Aku berputar untuk melihatnya yang sejak tadi berdiri di belakangku, meletakkan tangan di pinggulnya, dan memberinya tatapan sebal. “Ini rumah pertama kita. Biarkan aku menikmati ini. Berhenti bercanda tentang kunci.”

Dia memutar matanya, tetapi dia tersenyum. Aku menikmati kelembutan dalam dirinya sekali lagi---sudah lama sekali.

Aqmal berdiri tepat di sebelah Adib, tangannya dimasukkan ke saku mantel hitam panjangnya. Aku terkejut dengan betapa miripnya mereka dari sini, keduanya dengan rambut gelap, tinggi yang mirip, dan ciri-ciri yang mirip.

Setidaknya jika aku hamil, akan sulit untuk mengatakan yang mana ayahnya tanpa tes. Syukurlah, itu tidak akan menjadi masalah.
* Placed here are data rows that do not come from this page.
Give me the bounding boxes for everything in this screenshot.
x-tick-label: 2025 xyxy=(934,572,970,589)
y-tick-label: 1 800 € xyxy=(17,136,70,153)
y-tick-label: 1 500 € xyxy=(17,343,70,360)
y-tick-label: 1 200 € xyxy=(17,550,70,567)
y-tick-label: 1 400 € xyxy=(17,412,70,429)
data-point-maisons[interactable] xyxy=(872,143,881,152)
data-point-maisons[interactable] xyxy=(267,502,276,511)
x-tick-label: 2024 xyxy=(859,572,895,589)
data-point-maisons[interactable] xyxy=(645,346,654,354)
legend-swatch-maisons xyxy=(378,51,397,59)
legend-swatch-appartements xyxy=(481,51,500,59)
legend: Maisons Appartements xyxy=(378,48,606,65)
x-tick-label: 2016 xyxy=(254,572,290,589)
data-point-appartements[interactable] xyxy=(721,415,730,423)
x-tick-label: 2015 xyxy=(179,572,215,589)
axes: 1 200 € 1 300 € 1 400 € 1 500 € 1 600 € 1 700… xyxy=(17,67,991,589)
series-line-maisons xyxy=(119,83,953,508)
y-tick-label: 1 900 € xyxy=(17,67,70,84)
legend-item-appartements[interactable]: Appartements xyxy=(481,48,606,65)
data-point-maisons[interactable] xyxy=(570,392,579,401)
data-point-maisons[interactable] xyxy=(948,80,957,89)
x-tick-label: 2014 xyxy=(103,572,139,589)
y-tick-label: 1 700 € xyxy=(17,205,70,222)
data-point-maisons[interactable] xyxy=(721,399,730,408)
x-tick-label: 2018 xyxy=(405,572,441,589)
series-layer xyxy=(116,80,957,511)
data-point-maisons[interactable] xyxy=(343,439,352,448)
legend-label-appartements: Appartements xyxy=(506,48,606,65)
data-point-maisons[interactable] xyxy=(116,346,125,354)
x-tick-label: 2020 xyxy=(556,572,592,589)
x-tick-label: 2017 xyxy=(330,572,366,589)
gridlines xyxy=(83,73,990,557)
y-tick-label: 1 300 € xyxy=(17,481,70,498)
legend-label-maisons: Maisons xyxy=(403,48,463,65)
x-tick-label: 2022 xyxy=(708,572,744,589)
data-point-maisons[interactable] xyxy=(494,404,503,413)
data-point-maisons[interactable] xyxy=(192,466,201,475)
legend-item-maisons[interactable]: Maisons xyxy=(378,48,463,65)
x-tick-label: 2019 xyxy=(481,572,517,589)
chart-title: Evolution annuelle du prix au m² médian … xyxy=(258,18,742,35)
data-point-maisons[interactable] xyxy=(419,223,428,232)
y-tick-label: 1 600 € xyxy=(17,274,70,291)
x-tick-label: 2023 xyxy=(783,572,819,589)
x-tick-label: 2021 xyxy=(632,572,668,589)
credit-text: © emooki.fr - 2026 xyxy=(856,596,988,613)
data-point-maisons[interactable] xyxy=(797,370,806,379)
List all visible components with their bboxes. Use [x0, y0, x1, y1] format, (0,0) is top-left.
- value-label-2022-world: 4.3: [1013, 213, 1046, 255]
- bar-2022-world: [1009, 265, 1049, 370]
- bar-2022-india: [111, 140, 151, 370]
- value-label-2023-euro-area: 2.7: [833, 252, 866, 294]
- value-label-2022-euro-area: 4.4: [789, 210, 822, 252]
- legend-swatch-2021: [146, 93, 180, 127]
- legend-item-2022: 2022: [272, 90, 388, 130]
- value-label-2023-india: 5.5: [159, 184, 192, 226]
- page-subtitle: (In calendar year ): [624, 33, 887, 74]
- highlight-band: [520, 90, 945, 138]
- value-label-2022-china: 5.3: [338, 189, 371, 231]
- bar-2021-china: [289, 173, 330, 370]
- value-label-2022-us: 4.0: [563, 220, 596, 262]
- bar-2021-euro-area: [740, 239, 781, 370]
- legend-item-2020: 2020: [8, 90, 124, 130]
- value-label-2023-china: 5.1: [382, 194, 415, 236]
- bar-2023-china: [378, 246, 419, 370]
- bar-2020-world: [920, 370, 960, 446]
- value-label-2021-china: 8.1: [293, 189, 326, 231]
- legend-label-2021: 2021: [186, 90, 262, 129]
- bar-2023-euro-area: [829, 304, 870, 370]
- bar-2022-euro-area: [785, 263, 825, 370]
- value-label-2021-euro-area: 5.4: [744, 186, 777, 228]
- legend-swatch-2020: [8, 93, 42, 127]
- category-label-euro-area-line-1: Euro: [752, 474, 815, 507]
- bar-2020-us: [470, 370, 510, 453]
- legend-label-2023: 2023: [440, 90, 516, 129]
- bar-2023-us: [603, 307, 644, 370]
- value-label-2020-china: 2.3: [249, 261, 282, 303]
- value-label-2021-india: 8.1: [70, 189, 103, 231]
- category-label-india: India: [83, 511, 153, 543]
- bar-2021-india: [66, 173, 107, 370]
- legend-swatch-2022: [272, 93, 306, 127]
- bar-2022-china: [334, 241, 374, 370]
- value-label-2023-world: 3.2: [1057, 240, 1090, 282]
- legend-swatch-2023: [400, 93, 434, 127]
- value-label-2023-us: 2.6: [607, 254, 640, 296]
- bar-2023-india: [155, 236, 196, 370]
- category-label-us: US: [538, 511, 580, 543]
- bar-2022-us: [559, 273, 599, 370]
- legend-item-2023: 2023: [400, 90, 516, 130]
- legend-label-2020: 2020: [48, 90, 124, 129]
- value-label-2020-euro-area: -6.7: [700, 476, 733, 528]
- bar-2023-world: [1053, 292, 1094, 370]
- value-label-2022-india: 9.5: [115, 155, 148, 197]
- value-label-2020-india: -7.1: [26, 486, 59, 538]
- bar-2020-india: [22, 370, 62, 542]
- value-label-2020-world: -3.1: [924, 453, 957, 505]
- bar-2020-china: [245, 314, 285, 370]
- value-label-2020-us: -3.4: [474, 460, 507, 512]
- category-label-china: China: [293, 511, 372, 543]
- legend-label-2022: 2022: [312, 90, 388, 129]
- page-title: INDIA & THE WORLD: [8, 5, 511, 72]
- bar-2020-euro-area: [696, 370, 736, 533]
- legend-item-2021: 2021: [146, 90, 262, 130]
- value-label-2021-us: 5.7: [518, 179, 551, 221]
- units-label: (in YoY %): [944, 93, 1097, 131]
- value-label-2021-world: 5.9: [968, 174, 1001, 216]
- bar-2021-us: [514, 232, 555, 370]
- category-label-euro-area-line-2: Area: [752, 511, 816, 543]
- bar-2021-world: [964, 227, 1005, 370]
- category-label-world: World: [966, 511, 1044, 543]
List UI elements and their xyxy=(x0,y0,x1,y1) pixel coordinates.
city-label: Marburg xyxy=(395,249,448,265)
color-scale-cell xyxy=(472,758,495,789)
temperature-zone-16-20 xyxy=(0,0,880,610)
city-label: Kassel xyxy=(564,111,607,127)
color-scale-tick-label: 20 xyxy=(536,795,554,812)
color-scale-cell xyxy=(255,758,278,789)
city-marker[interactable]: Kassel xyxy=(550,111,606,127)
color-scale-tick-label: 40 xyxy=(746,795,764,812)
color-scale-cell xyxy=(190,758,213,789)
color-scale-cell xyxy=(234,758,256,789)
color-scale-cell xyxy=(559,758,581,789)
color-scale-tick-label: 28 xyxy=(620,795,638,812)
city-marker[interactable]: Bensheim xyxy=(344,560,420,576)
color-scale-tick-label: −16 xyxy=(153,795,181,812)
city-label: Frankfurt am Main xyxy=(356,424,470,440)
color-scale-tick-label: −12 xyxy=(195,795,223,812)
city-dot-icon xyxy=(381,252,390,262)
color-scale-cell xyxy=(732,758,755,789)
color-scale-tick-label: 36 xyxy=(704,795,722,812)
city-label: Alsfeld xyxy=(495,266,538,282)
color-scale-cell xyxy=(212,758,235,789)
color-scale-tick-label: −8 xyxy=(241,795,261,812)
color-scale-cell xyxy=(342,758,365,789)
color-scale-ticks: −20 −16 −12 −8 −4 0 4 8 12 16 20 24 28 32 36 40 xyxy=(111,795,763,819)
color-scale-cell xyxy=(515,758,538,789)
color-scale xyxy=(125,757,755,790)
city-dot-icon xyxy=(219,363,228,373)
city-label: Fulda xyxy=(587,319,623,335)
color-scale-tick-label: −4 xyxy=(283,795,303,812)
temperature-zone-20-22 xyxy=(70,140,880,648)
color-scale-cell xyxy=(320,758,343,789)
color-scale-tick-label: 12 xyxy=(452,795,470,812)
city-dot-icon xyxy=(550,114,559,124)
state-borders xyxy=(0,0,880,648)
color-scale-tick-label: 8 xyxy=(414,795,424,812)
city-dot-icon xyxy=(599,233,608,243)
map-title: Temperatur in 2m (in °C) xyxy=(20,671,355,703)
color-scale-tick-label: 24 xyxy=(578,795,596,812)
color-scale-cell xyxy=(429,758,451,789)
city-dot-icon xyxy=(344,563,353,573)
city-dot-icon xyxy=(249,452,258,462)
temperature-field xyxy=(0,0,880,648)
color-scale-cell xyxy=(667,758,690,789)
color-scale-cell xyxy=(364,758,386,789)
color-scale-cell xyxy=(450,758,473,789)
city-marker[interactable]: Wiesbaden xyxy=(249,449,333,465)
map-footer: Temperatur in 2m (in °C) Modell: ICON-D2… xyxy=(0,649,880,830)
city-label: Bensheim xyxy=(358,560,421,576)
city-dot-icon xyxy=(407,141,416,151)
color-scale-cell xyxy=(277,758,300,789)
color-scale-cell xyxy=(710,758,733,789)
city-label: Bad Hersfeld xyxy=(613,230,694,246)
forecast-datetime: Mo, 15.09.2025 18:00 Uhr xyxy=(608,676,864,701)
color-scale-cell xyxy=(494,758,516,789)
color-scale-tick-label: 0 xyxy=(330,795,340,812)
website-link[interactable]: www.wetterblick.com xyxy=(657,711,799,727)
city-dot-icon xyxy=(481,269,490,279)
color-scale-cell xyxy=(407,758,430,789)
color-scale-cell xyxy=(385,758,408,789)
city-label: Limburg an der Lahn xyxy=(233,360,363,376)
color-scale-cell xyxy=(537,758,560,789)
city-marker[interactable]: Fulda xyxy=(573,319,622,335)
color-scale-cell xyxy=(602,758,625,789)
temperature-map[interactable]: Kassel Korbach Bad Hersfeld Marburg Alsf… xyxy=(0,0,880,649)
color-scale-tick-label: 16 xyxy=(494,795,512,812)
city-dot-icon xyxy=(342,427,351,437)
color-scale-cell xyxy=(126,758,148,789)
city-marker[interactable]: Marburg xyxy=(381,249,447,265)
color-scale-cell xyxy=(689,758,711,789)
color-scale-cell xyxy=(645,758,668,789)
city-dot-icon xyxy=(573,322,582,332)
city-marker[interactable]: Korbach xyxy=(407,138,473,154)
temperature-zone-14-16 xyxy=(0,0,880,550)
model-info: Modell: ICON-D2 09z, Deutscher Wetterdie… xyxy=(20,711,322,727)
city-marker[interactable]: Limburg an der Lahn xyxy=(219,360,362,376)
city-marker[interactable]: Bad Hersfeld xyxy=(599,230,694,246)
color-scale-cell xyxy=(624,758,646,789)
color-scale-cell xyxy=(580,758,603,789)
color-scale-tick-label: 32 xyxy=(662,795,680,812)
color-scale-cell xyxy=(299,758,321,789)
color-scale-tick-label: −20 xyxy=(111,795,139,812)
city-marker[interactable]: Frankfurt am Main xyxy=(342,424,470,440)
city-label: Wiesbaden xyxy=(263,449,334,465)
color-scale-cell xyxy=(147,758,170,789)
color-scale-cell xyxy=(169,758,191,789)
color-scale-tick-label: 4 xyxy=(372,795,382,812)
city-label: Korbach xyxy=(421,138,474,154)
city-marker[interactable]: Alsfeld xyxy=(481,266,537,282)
“Itu karpet baru, kualitas terbaik,” komentar Aqmal. “Dan betul katamu, itu lembut.”

"Aku suka karpet yang lembut," kataku, tersenyum dan kembali menuruni tangga untuk berdiri di halaman agar bisa menatap rumah baruku dari sudut pandang yang lebih luas.

Adib menghampiriku dan berdiri di sampingku, begitu juga Aqmal. Berdiri di tengah mereka mengingatkanku dengan makan malam di Minggu malam. Rumah ini adalah rumah lama yang telah direnovasi dengan gaya Eropa. Aqmal yang mengurusnya. Dan bagian hebatnya, kami tidak perlu membayar uang sewa untuk tinggal di sini.

“Dua rumah itu milikku juga,” kata Aqmal sambil menunjuk dua rumah di sebelah rumah kami. “Aku sewakan kepada orang yang ... tentu, menyukai tinggal di rumah mewah. Uang sewanya lumayan. Kau boleh mengambilnya untuk uang belanja. Jadi kau, Irina, tidak perlu lagi bekerja di tempat Mutiara.”

Melirik sepupunya, Adib berkata, "Kau tidak meminta komisi?”

Aqmal tertawa sambil menggeleng. “Aku tidak membutuhkannya. Kau yang butuh. Bisnis ini bersih dan dalam kondisi baik, kau tidak akan ditangkap polisi karena semua ini, legal."

“Tapi rumah ini tidak ada kolam renang,” kata Adib dengan nada bercanda.

Sambil tersenyum, Aqmal berkata, "Ya, tidak ada kolam renang".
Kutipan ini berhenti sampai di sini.